Oh, how I relate with you all. I am new here but have been dealing with my combat vet husbands PTSD for 8 years now. The first 7 were horrible. My husband saw everyone else as the problem and he was perfectly fine. I would talk, cry, plead, and beg him to get help but all it ever seemed to do was make him angrier and push him farther away. The kids and i dealt with SGT Butthead quite often. There were even times that he would rage and those times scared the heck out of me because when I looked in his eyes, I did not see anyone I knew.
I can tell you that what has helped my husband deal with his PTSD is having a great counselor who is knowledgeable with PTSD but does not work for the VA. I also made my husband go in for a full physical and found that he had other health issues that could heighten his PTSD. Quiet times and places are key to recovery for your combat vet. Do not take them to Wal Mart on a payday and expect their mood to be great then or the rest of the day. Make time for your self to revive so you can be more understanding of what your vet is dealing with. If we are going somewhere there will be heavy traffic, I drive.

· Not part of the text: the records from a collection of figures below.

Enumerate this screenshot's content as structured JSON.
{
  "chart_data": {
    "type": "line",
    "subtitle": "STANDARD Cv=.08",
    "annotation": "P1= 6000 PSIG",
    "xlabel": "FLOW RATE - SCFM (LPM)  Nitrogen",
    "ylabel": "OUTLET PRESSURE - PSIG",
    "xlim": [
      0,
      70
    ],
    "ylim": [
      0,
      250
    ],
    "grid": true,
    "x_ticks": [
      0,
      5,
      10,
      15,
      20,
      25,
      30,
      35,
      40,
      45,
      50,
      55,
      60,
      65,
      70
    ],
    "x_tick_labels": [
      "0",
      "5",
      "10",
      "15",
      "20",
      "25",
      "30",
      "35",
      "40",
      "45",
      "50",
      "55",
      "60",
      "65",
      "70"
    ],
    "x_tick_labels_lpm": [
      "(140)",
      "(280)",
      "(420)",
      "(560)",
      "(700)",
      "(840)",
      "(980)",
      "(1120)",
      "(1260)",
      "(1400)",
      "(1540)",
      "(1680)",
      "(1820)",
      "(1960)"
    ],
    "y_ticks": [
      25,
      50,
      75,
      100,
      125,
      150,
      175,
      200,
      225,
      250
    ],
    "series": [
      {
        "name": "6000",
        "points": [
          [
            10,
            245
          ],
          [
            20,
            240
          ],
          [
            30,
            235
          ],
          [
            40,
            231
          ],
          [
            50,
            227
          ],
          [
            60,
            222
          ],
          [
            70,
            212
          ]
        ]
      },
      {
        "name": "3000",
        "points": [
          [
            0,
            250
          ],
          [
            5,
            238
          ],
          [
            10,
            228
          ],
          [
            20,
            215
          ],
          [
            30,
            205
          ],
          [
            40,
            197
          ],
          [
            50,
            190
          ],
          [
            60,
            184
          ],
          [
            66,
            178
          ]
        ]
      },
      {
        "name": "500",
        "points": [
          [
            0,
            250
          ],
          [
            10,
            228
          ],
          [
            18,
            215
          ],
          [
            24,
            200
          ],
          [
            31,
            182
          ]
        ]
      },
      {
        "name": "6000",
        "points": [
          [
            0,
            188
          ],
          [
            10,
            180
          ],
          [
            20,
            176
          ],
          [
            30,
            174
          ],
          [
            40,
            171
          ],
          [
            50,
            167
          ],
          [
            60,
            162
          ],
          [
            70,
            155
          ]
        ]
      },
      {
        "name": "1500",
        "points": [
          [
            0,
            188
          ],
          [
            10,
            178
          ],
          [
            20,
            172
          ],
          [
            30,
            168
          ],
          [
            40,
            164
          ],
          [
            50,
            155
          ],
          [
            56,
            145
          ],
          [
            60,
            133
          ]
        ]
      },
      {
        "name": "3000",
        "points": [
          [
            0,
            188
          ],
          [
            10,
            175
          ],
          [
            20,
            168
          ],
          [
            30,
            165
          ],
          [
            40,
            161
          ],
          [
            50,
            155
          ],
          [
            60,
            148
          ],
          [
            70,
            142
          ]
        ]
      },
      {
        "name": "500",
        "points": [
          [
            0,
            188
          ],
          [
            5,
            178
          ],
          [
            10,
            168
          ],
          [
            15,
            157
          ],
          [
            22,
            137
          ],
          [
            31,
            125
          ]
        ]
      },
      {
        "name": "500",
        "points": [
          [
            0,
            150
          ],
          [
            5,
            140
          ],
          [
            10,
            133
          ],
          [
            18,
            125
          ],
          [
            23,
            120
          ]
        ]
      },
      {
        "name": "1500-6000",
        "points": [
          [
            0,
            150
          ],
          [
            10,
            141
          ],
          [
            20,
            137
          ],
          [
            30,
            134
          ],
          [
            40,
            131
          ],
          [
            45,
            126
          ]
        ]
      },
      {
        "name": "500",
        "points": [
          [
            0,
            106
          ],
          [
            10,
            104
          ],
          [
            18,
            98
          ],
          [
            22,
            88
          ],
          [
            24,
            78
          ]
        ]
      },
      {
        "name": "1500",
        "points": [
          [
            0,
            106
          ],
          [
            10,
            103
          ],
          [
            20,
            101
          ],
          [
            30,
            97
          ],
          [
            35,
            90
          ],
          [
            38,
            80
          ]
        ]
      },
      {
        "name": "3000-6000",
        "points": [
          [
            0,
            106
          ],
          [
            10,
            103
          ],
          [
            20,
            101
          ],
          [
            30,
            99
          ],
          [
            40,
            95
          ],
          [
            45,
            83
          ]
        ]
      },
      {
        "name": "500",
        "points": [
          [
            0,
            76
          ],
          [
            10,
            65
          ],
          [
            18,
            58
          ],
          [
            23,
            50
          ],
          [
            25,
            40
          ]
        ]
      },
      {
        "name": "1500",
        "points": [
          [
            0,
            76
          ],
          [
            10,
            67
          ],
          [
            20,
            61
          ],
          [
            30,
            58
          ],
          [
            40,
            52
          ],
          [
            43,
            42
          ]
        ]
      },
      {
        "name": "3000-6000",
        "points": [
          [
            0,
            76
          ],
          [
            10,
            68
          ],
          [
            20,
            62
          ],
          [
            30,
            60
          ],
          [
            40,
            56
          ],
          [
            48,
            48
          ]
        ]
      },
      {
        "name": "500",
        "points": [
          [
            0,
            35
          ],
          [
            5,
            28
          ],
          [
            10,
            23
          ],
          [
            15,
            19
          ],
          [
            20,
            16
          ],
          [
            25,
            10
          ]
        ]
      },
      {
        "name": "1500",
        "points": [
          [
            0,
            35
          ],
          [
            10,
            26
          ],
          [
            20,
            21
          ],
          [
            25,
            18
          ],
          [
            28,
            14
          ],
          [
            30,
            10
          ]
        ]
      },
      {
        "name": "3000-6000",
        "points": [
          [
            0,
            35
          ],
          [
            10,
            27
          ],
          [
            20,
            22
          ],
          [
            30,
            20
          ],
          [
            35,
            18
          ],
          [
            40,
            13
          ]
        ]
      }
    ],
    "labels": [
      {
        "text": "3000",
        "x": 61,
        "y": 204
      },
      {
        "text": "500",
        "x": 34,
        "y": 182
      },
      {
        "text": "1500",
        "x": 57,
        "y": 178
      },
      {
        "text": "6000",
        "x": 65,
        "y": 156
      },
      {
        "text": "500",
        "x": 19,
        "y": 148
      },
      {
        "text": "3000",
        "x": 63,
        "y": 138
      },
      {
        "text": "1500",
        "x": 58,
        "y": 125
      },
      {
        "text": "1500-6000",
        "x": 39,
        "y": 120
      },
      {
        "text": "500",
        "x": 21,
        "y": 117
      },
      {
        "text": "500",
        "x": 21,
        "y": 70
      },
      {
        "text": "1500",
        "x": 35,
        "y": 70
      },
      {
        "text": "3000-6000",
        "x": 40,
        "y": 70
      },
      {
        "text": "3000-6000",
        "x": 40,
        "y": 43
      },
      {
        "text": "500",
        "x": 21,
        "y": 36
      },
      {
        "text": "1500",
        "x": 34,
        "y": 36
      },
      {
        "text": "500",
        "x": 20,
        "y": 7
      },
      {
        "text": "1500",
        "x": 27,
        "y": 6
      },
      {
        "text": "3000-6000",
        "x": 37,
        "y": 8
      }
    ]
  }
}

Help your combat vet find a place that is calming for him. My husband and his fellow vet buddies go down to the river behinds a friends place. I have yet to see them bring home a fish but my husband is smiling and stress free when he returns. The hardest thing for me to do was to add back intimacy in our marriage and I am not talking sex but other things that promote closeness. going for a walk in a park and holding their hand, going to a local pub and sharing a beer and small talk. packing a picnic and going fishing somewhere quiet, taking a weekend to the beach. We became so wrapped up in raising our children that we lost sight of us as a couple. We now do these things as a couple without our children. At first it was hard, We both felt very guilty but it time the guilt left and we looked forward to our quiet time together.
Another thing that I found that troubled my husband is that he could never shut down his mind and had very hard time sleeping. He was lucky to get a few hours a night. I had found that with dealing with his PTSD and other things, we had put off many things that we needed to get done and this weighed heavy on his mind so we sat down and made a list of these things from most important to what could wait. Slowly but surely we have done these things and as they get done, I see the stress leave my husband even more.
I can't say that this will work for every combat vet but I know that by relieving a few stresses in my husbands life it has opened him up to being able to heal some and make for a much better home life.